This case involves a man who purchased a private banking franchise in the California through a partnership with two family trusts. The partnership operated a bank and the principle activity of the partnership was to provide financial support to ventures involving the acquisition of companies. The exclusive lender to the acquisition venture deals was a local bank. The partnership and the local bank became involved in an investment enterprise that was to offer $40 million in shares and limited partnership units to investors in management buyout opportunities. Two of the local bank’s entities and the man’s bank were to serve as placement agents for the offering and a corporation was retained as the manager of the offering. The man was one of the four shareholders in the corporation and he was supposed to serve as one of the corporation’s officers during its management contract with the investment enterprise. The local bank was to serve as a financial consultant in the investment enterprise. The local bank decided to recommend a bank customer of high valuation (a securities company) as a new potential partner for the man in the investment enterprise. The man later discovered that the securities company had a “creditworthiness” issue in the past. He consulted the local bank about this and they assured him that it had conducted due diligence on the securities company and that they were highly-valued bank customers. The man later formed a partnership with the securities company. Soon after, one of the partners of the securities company ousted the man from his bank in breach of his management contract and the partnership agreement. The securities company also committed securities tax fraud, which drove the man’s bank into insolvency. The man learned that the local bank had concealed the fact that it had previously terminated its credit relationship with the securities company for committing fraud on the local bank.

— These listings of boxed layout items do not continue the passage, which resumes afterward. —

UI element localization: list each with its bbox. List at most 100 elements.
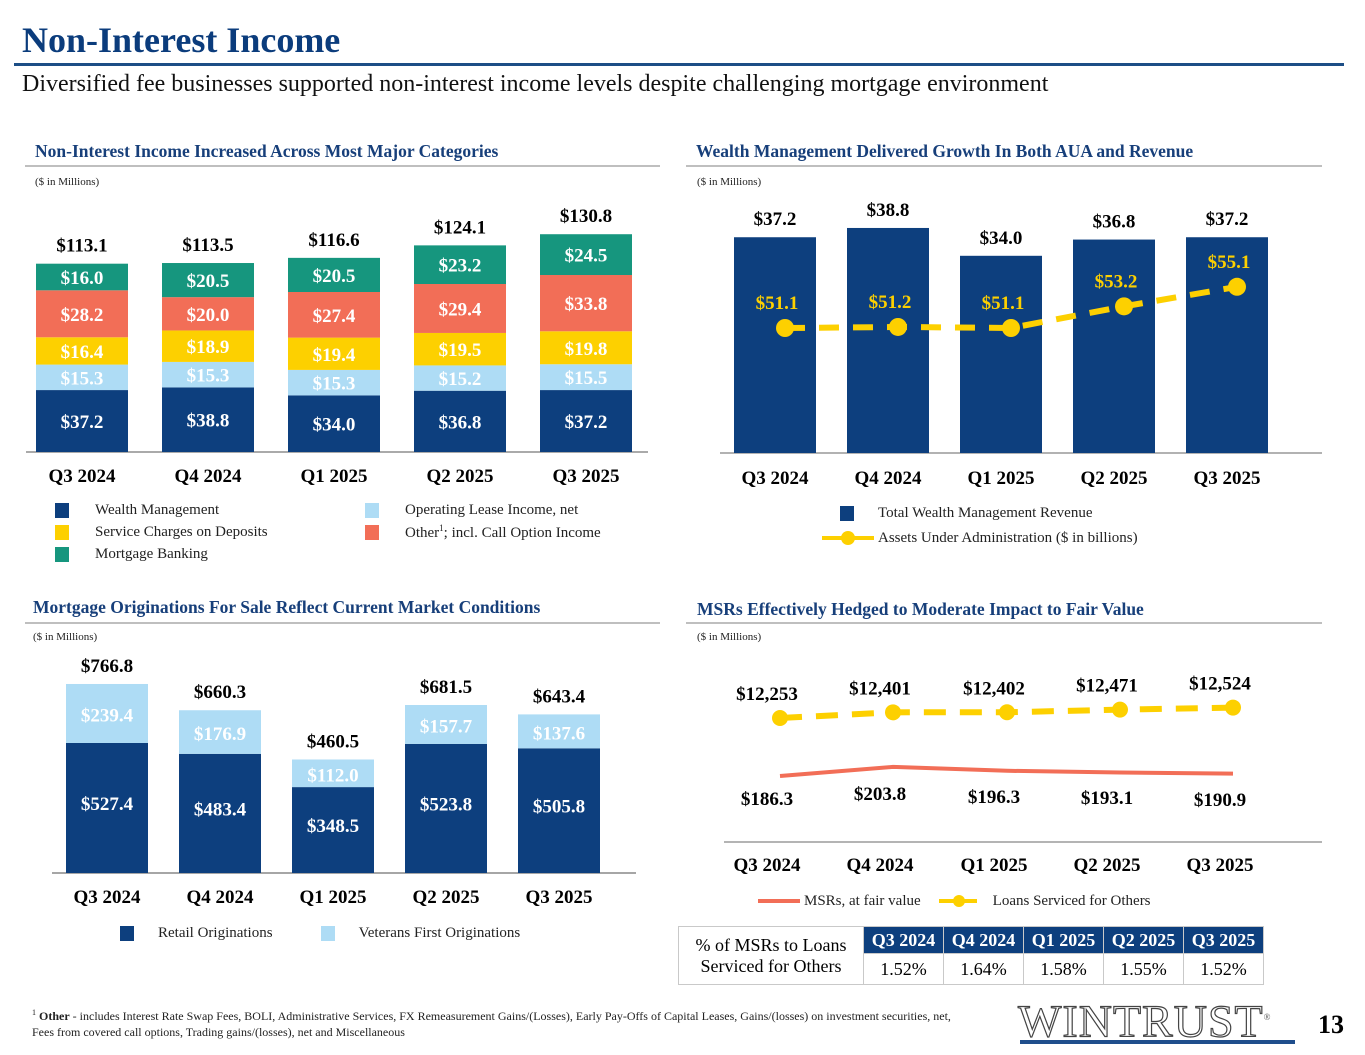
chart3-legend: Retail Originations Veterans First Origi… <box>120 922 520 944</box>
bar-segment-operating-lease-income-net <box>414 365 506 391</box>
table-cell: 1.52% <box>863 953 944 985</box>
data-label: $19.4 <box>313 345 356 366</box>
data-label: $16.4 <box>61 342 104 363</box>
legend-item-retail: Retail Originations <box>120 922 273 944</box>
data-label: $33.8 <box>565 294 608 315</box>
bar-segment-veterans-first-originations <box>66 683 148 743</box>
msr-fair-value-line <box>779 764 1234 778</box>
chart3-stacked-bar-chart: $527.4 $239.4 $766.8 Q3 2024 $483.4 $176.9 $66… <box>52 656 636 908</box>
bar-wealth-revenue <box>847 227 929 453</box>
bar-segment-operating-lease-income-net <box>36 364 128 391</box>
bar-segment-service-charges-on-deposits <box>540 331 632 365</box>
aua-value-label: $51.1 <box>756 293 799 314</box>
bar-segment-veterans-first-originations <box>405 705 487 744</box>
x-tick-label: Q3 2025 <box>1186 855 1253 876</box>
x-tick-label: Q3 2025 <box>1193 468 1260 489</box>
data-label: $23.2 <box>439 256 482 277</box>
bar-segment-wealth-management <box>414 390 506 452</box>
table-row: 1.52% 1.64% 1.58% 1.55% 1.52% <box>679 953 1264 985</box>
chart4-legend: MSRs, at fair value Loans Serviced for O… <box>758 890 1151 912</box>
x-tick-label: Q4 2024 <box>174 466 242 487</box>
legend-swatch <box>840 505 854 521</box>
bar-segment-other-incl-call-option-income <box>288 291 380 338</box>
legend-item-msrs: MSRs, at fair value <box>758 890 921 912</box>
x-tick-label: Q2 2025 <box>426 466 493 487</box>
legend-label: Wealth Management <box>95 501 220 518</box>
data-label: $36.8 <box>439 412 482 433</box>
data-label: $27.4 <box>313 306 356 327</box>
data-label: $112.0 <box>307 765 358 786</box>
bar-segment-other-incl-call-option-income <box>162 297 254 331</box>
bar-segment-service-charges-on-deposits <box>288 337 380 370</box>
table-header-cell: Q3 2024 <box>863 926 944 954</box>
legend-swatch <box>55 546 69 562</box>
data-label: $37.2 <box>61 412 104 433</box>
loans-serviced-marker <box>1225 699 1241 716</box>
page-subtitle: Diversified fee businesses supported non… <box>22 71 1049 97</box>
legend-label: Total Wealth Management Revenue <box>878 504 1093 521</box>
data-label: $28.2 <box>61 305 104 326</box>
x-tick-label: Q3 2024 <box>733 855 801 876</box>
loans-serviced-marker <box>999 704 1015 721</box>
data-label: $34.0 <box>313 415 356 436</box>
aua-value-label: $55.1 <box>1208 252 1251 273</box>
bar-segment-other-incl-call-option-income <box>36 290 128 338</box>
legend-label-main: Other <box>405 524 440 541</box>
title-divider <box>14 63 1344 66</box>
data-label: $348.5 <box>307 816 359 837</box>
chart1-units: ($ in Millions) <box>35 176 100 188</box>
data-label: $15.2 <box>439 369 482 390</box>
loans-serviced-label: $12,524 <box>1189 674 1251 695</box>
aua-dashed-line <box>784 283 1238 332</box>
bar-segment-service-charges-on-deposits <box>162 330 254 362</box>
data-label: $483.4 <box>194 799 247 820</box>
bar-segment-veterans-first-originations <box>292 759 374 788</box>
data-label: $38.8 <box>187 411 230 432</box>
bar-segment-mortgage-banking <box>414 245 506 285</box>
legend-item-veterans-first: Veterans First Originations <box>320 922 520 944</box>
footnote-marker: 1 <box>32 1008 36 1017</box>
x-tick-label: Q1 2025 <box>960 855 1027 876</box>
total-label: $124.1 <box>434 217 486 238</box>
legend-label: Loans Serviced for Others <box>992 892 1151 909</box>
legend-line-marker-icon <box>938 895 977 907</box>
data-label: $16.0 <box>61 268 104 289</box>
x-tick-label: Q3 2024 <box>741 468 809 489</box>
legend-swatch <box>55 502 69 518</box>
msr-value-label: $190.9 <box>1194 790 1246 811</box>
aua-value-label: $51.1 <box>982 293 1025 314</box>
data-label: $19.5 <box>439 340 482 361</box>
logo-wordmark: WINTRUST <box>1017 995 1264 1047</box>
loans-serviced-label: $12,253 <box>736 684 798 705</box>
chart2-units: ($ in Millions) <box>697 176 762 188</box>
legend-label: MSRs, at fair value <box>804 892 921 909</box>
data-label: $15.3 <box>313 374 356 395</box>
footnote: 1 Other - includes Interest Rate Swap Fe… <box>32 1005 972 1040</box>
legend-label: Retail Originations <box>158 924 273 941</box>
data-label: $523.8 <box>420 794 472 815</box>
row-label-line2: Serviced for Others <box>700 955 842 976</box>
aua-marker <box>889 317 907 336</box>
bar-wealth-revenue <box>1186 237 1268 453</box>
data-label: $20.0 <box>187 305 230 326</box>
bar-segment-other-incl-call-option-income <box>414 284 506 333</box>
loans-serviced-marker <box>885 704 901 721</box>
data-label: $24.5 <box>565 246 608 267</box>
page-title: Non-Interest Income <box>22 20 341 60</box>
msr-value-label: $203.8 <box>854 784 906 805</box>
chart1-title: Non-Interest Income Increased Across Mos… <box>35 141 499 161</box>
total-label: $113.5 <box>182 235 233 256</box>
x-tick-label: Q1 2025 <box>300 466 367 487</box>
bar-segment-retail-originations <box>66 742 148 873</box>
chart2-legend: Total Wealth Management Revenue Assets U… <box>820 502 1138 549</box>
bar-segment-mortgage-banking <box>288 257 380 292</box>
bar-segment-retail-originations <box>518 748 600 873</box>
bar-value-label: $37.2 <box>1206 209 1249 230</box>
x-tick-label: Q4 2024 <box>186 887 254 908</box>
legend-item-loans-serviced: Loans Serviced for Others <box>938 890 1151 912</box>
aua-value-label: $51.2 <box>869 292 912 313</box>
legend-item-aua: Assets Under Administration ($ in billio… <box>820 527 1138 549</box>
data-label: $15.3 <box>61 368 104 389</box>
total-label: $116.6 <box>308 230 359 251</box>
msr-value-label: $193.1 <box>1081 788 1133 809</box>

Question(s) For Expert Witness
- 1. Does a bank owe a fiduciary duty to a third-party investor if it refers the third-party to an investment partner with a history of fraudulent conduct?
Expert Witness Response
Generally, if a bank has had extensive prior dealings with a third-party and the bank is in a position to have superior knowledge of about an investment partner’s banking history with them, it has a fiduciary duty to disclose important information about the investment partner’s creditworthiness. This is especially the case if the bank knows or has reason to know that the third-party investor is placing its trust and confidence in the bank. Usually, when a bank undertakes to answer credit questions of a third-party investor about an investment partner, it must make a full, complete and truthful disclosure. In this case, the local bank had a fiduciary duty to disclose to the man that the investment partner had a history of fraudulent conduct. This is because the man was relying on the bank in this case to look out for his interests. Since the man had asked the bank about the investment partner’s previous banking problems, the man and the bank had a confidential, fiduciary relationship where the bank was required to disclose the information that it knew about the investment partner. The bank’s fiduciary duty to the man was created in this case because there was really no other way that the man could have learned about the investment partner’s fraudulent conduct on his own. Since the bank had a fiduciary duty to the man in this case, the bank should have given him all of the relevant information about the investment partner’s committing fraud in the past.